If map() is your problem, which it may well be, lose all the clutter and boil it down for experimentation.
void loop() {
in = 20000;
Serial.print("total seconds in ");
Serial.println(in);
out = map( in, 0, 86400, 0, 65535);
Serial.print("after map 1 ");
Serial.println(out);
out = map(out, 0, 65535, 0, 86400);
Serial.print("after map 2 ");
Serial.println(out);
for (;;); // or just put the code in setup();
}
you can just edit and restart the code, makes it painless and perhaps obvious.
On the other hand, why not just divide the number of seconds by two, you'll get a loss of precision, natch, but a consistent and maybe acceptable result. Give anyone who notices the seconds are always even for a second a cookie.
yes, with long long anything seems to work to wit:
Start
in UTCHour 160
in UTCMinute 35
in UTCSecond 45
total seconds in 578145
step1 578145
step2 65535
step3 37888732575
step4 86400
step5 86400
step6 438526
after map 1 438526
step1 438526
step2 86400
step3 37888646400
step4 65535
step5 65535
step6 578143
after map 2 578143
out UTCHour 160
out UTCMinute 35
out UTCSecond 43
obviously eventually it will break, but this is good enough for now.

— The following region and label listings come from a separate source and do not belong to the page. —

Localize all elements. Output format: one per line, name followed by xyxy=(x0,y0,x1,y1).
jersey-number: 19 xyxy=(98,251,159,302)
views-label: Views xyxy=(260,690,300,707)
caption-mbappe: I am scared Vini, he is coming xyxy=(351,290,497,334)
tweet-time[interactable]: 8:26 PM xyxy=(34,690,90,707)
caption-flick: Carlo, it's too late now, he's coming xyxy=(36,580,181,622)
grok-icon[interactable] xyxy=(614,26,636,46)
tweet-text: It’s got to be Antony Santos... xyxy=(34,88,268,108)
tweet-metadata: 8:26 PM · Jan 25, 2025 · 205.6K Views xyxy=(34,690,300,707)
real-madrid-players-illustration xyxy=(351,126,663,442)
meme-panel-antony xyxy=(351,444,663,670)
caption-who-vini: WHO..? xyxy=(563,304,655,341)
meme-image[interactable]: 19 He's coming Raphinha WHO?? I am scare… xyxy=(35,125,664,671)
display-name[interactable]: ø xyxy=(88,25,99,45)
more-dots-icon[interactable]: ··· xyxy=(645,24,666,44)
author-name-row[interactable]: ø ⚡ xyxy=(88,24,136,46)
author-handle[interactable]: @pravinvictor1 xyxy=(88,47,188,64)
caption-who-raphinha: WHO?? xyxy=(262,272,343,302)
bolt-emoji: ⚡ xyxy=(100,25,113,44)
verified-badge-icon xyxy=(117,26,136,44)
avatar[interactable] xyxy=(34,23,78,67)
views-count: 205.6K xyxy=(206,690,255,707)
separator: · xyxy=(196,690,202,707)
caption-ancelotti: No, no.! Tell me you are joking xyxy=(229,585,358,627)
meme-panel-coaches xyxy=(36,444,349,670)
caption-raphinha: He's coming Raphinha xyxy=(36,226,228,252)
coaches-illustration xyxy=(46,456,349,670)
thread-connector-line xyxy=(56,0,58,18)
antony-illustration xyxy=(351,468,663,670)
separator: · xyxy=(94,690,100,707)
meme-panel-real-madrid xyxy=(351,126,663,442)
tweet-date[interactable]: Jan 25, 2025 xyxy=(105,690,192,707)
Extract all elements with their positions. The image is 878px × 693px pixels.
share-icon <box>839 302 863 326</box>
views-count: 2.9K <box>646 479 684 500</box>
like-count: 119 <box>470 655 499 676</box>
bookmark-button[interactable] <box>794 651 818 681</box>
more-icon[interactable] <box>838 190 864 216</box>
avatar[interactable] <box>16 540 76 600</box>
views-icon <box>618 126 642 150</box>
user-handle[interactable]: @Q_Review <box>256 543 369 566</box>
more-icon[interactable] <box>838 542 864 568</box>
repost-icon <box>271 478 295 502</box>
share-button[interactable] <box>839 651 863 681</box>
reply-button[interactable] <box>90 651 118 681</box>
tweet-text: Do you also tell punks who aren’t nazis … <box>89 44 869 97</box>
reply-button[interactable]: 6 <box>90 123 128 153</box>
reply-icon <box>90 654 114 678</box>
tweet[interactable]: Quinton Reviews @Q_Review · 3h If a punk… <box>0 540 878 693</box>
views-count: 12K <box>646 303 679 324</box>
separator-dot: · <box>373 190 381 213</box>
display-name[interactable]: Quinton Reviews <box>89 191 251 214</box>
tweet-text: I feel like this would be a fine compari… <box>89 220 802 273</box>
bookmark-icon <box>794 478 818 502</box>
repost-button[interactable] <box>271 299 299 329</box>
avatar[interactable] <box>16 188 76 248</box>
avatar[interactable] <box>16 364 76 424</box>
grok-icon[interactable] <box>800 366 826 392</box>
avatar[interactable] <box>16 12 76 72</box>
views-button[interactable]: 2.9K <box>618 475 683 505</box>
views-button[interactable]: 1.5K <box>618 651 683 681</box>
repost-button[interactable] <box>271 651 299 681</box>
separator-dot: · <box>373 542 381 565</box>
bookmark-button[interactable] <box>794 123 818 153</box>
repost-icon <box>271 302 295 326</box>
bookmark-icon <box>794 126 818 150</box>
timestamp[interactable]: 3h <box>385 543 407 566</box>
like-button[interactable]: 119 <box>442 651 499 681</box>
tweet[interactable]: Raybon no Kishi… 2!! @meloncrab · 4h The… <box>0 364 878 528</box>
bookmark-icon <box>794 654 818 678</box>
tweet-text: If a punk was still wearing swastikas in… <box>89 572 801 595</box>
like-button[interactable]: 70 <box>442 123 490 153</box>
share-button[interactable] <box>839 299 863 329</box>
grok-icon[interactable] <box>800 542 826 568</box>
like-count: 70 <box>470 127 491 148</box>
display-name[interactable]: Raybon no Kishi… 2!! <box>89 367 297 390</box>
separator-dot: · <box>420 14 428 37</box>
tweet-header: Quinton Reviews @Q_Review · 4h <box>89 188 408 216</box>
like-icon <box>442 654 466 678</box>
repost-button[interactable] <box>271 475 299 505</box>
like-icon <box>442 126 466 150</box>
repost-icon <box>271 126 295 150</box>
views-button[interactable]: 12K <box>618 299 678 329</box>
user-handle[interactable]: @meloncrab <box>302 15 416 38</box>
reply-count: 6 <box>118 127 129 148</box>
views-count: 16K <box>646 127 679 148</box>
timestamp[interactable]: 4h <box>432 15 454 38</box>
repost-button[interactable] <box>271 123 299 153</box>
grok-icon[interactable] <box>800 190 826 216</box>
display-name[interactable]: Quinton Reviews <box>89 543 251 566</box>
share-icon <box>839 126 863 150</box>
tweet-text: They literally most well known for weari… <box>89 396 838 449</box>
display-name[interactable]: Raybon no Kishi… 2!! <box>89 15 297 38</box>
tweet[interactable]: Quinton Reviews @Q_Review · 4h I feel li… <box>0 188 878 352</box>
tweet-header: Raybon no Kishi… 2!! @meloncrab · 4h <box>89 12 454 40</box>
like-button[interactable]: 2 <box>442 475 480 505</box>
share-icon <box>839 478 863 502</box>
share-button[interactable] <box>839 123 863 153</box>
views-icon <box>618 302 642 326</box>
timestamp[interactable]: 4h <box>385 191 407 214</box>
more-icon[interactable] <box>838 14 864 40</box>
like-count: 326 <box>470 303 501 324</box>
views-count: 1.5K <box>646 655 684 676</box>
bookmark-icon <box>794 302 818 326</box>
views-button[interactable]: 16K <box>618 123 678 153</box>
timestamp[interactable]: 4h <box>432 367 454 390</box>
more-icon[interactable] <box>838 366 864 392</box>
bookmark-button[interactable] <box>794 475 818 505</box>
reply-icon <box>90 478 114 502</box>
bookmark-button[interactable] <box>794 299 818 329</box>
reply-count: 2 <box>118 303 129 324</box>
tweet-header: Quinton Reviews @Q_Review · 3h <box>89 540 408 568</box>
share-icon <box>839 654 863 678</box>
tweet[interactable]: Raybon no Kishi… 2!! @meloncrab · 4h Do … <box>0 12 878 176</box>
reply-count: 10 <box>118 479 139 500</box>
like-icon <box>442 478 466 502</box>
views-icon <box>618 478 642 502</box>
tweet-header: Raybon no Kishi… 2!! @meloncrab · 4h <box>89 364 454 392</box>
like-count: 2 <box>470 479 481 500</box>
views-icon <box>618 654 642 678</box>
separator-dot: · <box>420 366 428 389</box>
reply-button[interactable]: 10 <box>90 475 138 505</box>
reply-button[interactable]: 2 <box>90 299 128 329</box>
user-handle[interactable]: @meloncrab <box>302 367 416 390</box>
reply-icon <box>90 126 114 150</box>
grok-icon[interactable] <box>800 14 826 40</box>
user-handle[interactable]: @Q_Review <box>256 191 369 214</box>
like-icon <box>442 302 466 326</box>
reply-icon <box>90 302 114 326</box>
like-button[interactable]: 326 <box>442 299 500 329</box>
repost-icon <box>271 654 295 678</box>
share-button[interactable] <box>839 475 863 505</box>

Methinks the documentation should be very explicit in pointing out the pitfalls of the published function because while nothing I do is life or death, this could wind up in an airplane autopilot, or power plant, or manufacturing process and survive testing long enough to go into production and oops, somebody died.
I agree. Although I certainly hope no Arduinos are any part of, say, the Boeing 737 Max's Maneuvering Characteristics Augmentation System... and that testing would at least find a problem like yours where it clearly doesn't work after a certain TOD.
But I did see
Longtime Boeing engineers say the effort was complicated by a push to outsource work to lower-paid contractors.
$9 an hour. Cough!
After some other kinds of "excitement" with the map() function I don't use it.
You can see from the code that it is a simple enough function; there are ppl who could just look at it and predict where (and how) it will fail. I suppose the documentation don't go into that because, well, it is inexcusable, truly, life threats in the picture or not. Look at how much time you and we wasted spent on it!
One thing that surprised me was the point @TomGeorge raised - the equations that inform the result will cheerfully extrapolate and return values no matter where the input is with respect to the input range. Hence his advice to keep the constrain() function in mind.
Another place it does not satisfy is mapping from or to a very small set of values. Not all numbers get equal treatment - the high return value might obtain in only one case among many, or something like that: I've forgotten more than I ever knew about it and have not (until this day!) looked back.